Caravans are the new marches
As the virus surges and mass public gatherings become more perilous, our cars have become the new vehicles of political expression.
Driving the news: Automobiles plastered with images of and makeshift memorials to COVID-19 victims who died in poverty will caravan through at least 22 state capitals next week — the latest example of Americans trading in their walking shoes for a pandemic-friendly way to make their voices heard.
- The Rev. William J. Barber II, co-chair of the Poor People’s Campaign, is organizing the Nov. 23 "Caravans of Mourning" event. His previous events have been modeled after MLK's 1968 Poor People's March.
- The group originally planned a series of civil disobedience actions to bring attention to poverty from Appalachia to the Mississippi Delta.
- Rather than cancel the demonstrations, Barber said, organizers decided to embrace social distancing to continue the fight.
Between the lines: In some cases, there's no substitute for an in-person gathering.
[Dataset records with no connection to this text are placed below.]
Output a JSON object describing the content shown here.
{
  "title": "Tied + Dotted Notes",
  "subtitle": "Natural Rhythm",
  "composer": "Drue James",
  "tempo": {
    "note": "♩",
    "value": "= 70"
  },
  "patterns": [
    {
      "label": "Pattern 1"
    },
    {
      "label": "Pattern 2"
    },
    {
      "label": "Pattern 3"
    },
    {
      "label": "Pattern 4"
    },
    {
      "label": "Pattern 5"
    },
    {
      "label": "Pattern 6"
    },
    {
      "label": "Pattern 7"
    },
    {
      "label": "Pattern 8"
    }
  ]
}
Poor People's Campaign spokesperson said a contingency in Washington will get out of their cars for a social distancing vigil outside the National City Christian Church.
The big picture: Cars' utility amid the pandemic became apparent to individual households and communities before political movements embraced it.
- Starting in the spring, parents from York, Nebraska, to Placitas, New Mexico, celebrated school graduation celebrations and birthdays with car parades.
- Bands experimented with drive-in concerts to replace stadium shows.
- Uber and Lyft drivers organized car caravan protests against a California ballot measure on gig economy employment.
- These demonstrators — including many who get out of their cars upon arrival — have won the president's affection on Twitter.
- Eschewing mass rally crowds out of a desire to protect public health, President-elect Joe Biden instead gathered his own supporters for drive-in style events, counting on the space separating the cars, and the limited number of seats inside each vehicle, to protect people from one another.
The bottom line: COVID-19 has transformed virtually every aspect of social engagement. In this moment, caravans are keeping protests, as well as celebrations, alive.